– Я не знаю! Сделай что-нибудь! – прорыдала я. – Взломай страницы, пошли в лес, пригрози разборками! Мне страшно и мерзко, понимаешь?! Я боюсь выйти утром из дома, прячусь за спиной соседей – вдруг этим мразям заплатили за кислоту мне в лицо?!
Глаза велики не только у страха. У отчаяния они просто лезут из орбит. Конечно, я всерьёз не рассматривала вариант, в котором кто-то из хейтеров нападёт в реале, но после первой волны троллинга я столкнулась с мерзким чувством уязвимости. Казалось, что меня сейчас оскорбит любой прохожий, а я не смогу ему ответить. Или расплачусь, или потеряю дар речи. Поэтому чувствовала себя лучше, когда рядом был кто-то из знакомых.
– Лена, глупышка моя. – Новак стал на колени передо мной и сжал ладони, глядя в заплаканные глаза. – Я могу это сделать и сделаю ради тебя, но пойми: мои слова их не напугают и даже не заденут. Эти люди не желают тебе зла. Они даже не думают о том, насколько сильно тебя обидели, и не жаждут твоих истерик и срывов. Им заплатили за определённый копипаст негативного характера. Если завтра на бирже сервиса рекламы появится задание воспеть тебе оду, этот же человек накатает опус в стихах на твое имя, заберёт свою оплату и уйдет в закат, так и не сообразив, что совсем недавно полил тебя грязью. Этим людям всё равно!
– Не правда! Если им все равно, они не стали бы…
– Леночка, вспомни, что тебе ответили инста-хейтеры? Они вообще не поняли, кто ты, и почему им написала! И это не метод страуса спрятать голову в песок, чтобы избежать разборок. Они выполняют в день сотни заданий, кого-то хвалят, кого-то нет. Никто тебя не запомнил!
Умом я понимала, что Костя прав, а сознание и уязвлённое самолюбие не хотели ничего понимать.
– Я сейчас зайду со своей страницы и выскажусь. Пусть погонщик этих ослов видит, что твоя страница охраняется великим и могучим Mefisto! А ты пока отыщи мою футболку и тапочки.
– Что? – тупо переспросила я, шмыгая носом.
– Я останусь ночевать. Твоя мама очень переживает, что ты ходишь как в воду опущенная. Поэтому разрешила мне остаться.
– О! – выдохнула я, смущаясь.
– Да не делай такие глаза. У тебя мировая мама. Всё понимает.
Похоже, Новаку удалось меня отвлечь. Я кивнула и вытерла слезы.
– Она родила меня в семнадцать лет. Только школу окончила, все мечты об учебе и перспективах лопнули. У отца на тот момент была другая семья. Когда же он, наконец, развелся и пришел снова делать ей предложение, она успела вкусить свободу. У нее была любимая работа и красавица-дочь. Однажды мама сказала, что не позволит моей молодости пройти за семью замками запретов…

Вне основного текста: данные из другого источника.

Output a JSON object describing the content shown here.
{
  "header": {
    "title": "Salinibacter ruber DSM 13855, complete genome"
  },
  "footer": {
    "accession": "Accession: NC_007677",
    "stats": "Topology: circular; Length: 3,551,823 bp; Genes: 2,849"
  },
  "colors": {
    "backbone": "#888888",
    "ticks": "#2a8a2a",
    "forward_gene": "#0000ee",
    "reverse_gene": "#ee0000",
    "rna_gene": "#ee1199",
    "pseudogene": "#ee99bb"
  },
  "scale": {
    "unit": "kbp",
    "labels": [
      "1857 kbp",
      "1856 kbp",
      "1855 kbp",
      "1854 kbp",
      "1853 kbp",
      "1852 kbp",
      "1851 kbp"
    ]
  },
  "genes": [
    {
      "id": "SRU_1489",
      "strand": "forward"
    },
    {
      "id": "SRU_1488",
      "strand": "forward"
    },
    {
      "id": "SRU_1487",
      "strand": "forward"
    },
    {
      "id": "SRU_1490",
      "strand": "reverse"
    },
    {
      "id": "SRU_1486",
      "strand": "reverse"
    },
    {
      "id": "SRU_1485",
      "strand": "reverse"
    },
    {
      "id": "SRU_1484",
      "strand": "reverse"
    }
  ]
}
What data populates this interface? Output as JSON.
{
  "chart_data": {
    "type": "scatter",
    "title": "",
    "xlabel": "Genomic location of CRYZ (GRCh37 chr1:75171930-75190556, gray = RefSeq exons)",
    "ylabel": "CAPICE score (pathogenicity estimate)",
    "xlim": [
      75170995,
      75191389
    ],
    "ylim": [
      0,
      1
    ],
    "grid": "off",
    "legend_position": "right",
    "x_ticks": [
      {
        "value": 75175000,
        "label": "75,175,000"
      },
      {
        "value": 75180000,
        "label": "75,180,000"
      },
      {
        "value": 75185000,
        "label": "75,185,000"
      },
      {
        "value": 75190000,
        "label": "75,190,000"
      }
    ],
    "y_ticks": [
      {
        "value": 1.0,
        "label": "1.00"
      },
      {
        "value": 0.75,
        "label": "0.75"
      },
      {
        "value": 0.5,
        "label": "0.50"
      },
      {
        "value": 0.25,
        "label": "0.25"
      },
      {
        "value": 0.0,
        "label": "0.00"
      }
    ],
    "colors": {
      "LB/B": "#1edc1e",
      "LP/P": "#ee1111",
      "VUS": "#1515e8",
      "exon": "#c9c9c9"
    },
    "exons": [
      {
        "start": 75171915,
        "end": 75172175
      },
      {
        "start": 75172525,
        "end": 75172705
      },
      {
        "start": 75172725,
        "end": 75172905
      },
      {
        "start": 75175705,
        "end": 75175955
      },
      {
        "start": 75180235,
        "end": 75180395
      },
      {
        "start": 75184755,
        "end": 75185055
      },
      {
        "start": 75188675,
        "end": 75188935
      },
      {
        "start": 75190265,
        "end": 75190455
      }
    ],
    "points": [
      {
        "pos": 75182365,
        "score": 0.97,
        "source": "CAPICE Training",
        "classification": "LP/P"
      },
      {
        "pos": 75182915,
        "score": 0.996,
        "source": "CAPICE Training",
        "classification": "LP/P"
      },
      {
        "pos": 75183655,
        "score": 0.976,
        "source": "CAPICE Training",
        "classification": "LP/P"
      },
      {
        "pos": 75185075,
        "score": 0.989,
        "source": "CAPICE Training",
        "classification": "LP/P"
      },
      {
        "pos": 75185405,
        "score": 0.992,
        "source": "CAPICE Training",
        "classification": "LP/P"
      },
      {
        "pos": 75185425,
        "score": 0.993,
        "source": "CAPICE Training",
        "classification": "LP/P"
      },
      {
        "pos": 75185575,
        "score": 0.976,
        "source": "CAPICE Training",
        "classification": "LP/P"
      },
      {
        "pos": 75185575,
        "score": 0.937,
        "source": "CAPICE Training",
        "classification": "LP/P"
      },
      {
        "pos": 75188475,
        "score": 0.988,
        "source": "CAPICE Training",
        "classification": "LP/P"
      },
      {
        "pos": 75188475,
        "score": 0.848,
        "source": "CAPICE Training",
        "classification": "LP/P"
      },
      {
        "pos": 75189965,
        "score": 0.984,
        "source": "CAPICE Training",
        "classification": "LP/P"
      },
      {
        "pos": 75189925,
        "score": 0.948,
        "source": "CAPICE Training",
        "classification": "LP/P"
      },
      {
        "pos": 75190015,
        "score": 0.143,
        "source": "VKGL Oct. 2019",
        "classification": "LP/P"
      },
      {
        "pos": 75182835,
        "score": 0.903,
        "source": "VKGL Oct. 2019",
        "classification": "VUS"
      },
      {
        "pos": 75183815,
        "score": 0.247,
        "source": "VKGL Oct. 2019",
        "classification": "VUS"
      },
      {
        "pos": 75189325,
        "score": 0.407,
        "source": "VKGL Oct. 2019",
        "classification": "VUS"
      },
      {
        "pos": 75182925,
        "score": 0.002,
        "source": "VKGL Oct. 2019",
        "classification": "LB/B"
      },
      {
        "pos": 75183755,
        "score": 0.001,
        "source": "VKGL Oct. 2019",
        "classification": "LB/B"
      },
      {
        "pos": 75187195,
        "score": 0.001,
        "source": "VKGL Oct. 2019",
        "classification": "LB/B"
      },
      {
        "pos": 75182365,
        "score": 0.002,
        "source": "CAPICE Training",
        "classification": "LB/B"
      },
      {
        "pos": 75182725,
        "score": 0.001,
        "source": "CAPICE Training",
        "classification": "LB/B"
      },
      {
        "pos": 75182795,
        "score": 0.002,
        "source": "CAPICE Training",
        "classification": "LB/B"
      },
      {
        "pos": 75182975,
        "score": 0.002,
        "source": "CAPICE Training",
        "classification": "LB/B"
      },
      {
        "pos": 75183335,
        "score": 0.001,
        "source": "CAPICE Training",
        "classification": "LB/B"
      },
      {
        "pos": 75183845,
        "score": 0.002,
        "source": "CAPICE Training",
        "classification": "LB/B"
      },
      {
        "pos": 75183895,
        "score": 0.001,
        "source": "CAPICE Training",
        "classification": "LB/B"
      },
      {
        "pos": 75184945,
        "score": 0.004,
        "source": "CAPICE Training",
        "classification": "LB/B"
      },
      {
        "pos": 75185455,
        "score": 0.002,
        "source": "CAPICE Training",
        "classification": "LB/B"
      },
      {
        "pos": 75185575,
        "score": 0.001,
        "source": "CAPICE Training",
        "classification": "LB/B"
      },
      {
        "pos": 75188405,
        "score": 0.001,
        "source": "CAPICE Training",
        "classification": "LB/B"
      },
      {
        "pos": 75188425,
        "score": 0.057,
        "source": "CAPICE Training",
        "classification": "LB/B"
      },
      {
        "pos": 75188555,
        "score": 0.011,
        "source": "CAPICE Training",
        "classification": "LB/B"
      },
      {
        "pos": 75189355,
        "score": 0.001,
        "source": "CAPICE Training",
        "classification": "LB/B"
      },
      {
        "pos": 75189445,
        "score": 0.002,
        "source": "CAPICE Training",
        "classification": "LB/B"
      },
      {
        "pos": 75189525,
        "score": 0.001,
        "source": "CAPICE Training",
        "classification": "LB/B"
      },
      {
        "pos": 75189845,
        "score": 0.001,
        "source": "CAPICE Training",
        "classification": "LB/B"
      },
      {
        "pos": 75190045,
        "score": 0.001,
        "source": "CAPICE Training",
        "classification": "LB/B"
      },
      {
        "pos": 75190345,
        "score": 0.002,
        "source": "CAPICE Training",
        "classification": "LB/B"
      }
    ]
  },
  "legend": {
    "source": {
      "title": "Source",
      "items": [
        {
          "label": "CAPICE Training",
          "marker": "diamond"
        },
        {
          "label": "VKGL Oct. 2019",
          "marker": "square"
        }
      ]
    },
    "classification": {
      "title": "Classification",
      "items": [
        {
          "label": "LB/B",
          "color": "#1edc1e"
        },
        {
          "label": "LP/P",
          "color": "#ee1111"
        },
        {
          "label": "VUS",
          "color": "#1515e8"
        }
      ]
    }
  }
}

– Она замечательная. Моя же любит только себя. Фитнес, магазины, путешествия. Мы не близки.
Я обняла Костю и прижалась к его широкой груди. Ждала, когда отголоски гадких реплик стихнут, и во всём теле проснётся дрожь желания. Увы, в этот раз отчего-то не сработали ни его сексапильность, ни тепло тела, ни стремление заставить меня ощутить себя за каменной стеной.